Account Aggregator (AA) framework is a data-sharing system that is required for making investments or accessing credit, among other financial services. As a consumer, you can decide whom to share your data with and for how long. The concept was introduced by the Reserve Bank of India (RBI) in September 2021. In a conversation with Business Today, Adhil Shetty, CEO of Bankbazaar.com talks about why the AA framework can be the next UPI in India.
BT: How does the Account Aggregator framework work?
Adhil Shetty: The data is managed by the account aggregator from sources such as banks, mutual funds, or insurance companies. Customers can open an account with any of the several AAs operational today. They can link ongoing accounts such as savings accounts, fixed deposits, or investment schemes. Other forms of relationships (such as insurance and mutual funds) will be integrated soon. Usually, a unique identifier such as your phone number links these various accounts. Using the identifier, the AA can fetch your information from your account with OTP verification. The AA doesn’t store all this data on their servers. Its job is to manage the flow of data from the source to the seeker. When you apply for a loan, the lender can seek your data via the AA. With your consent, the AA will fetch your data such as bank statements, and share it with the lender. This happens digitally. Consider the amount of time and costs this will cut down at scale when you don’t need to move photocopied proofs from Point A to Point B.

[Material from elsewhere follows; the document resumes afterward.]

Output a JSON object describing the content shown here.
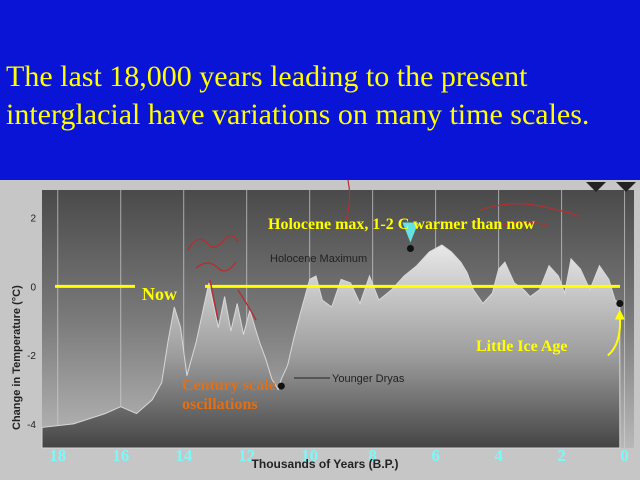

BT: Will my data remain protected with aggregators?
Adhil Shetty: The key is consent. The consumer controls their data. They decide whom to share the data with. They can create the consent to share the data. They can define the duration of the consent and also withdraw consent. You can manage all consents on the AA dashboard. The AA acts as a conduit for the data. The data is also encrypted, and the AA cannot access your data or personally identify you with it. It can only process requests and customer consent to move the data from the source to the data requester. Bear in mind that since data is being procured directly from the source, there’s a much lesser chance of financial fraud. In the offline world, documents can be faked and there’s a greater possibility of your proofs being misused.
BT: How to use the service of account aggregators?
Adhil Shetty: AAs are gradually becoming operational. It’s likely that your next digital account opening process may be routed through some form of eKYC or via an AA. You can register with a relevant AA at that time. Registration can be instantly done with OTP-based validation. With your AA account, you can link to the various financial services (such as banks) from whom you want to share your data. The data pulls can be done via OTP authentication.
BT: Why do you think the account aggregator concept can be the next UPI in India? Adhil Shetty: The UPI has been at the centre of a payments revolution in India. We believe AA coupled with the RBI’s groundbreaking regulations such as Video KYC will unleash a similar revolution in digital lending. Praise is due to the Finance Minister for championing Indian fintech by asking all banks to integrate with the AA framework. Credit is the lifeline of economic growth with a strong correlation between growth in access to retail credit for consumers and MSMEs and growth in per capita GDP.
For the market, there’s a sizeable opportunity to lend to these categories which are often underserved for reasons such as geographic constraints, not having a credit history, or not being able to put up collateral. What they do have is data on their own finances: their bank transactions, their cash flow, their investments, or details of financial assets. AAs act as a conduit for this data. Currently, the data in focus is bank statements. With the customer’s consent, the data will move from the source (such as your bank or NBFC) to the data seeker (such as the lender you are applying to). Integration of investment, insurance, and tax data is in the works. Bank data was a priority, hence the push from the FM to drive bank integration.
AAs are essentially non-lending NBFCs licensed by the RBI. With AA coming to aid digital loan account openings, borrowers can consent to their data being shared with lenders, digitally. This speeds up the KYC process cuts down processing time and costs reduce chances of fraud, gives more data points to the lender to evaluate and underwrite the borrower, and helps the borrower get the loan.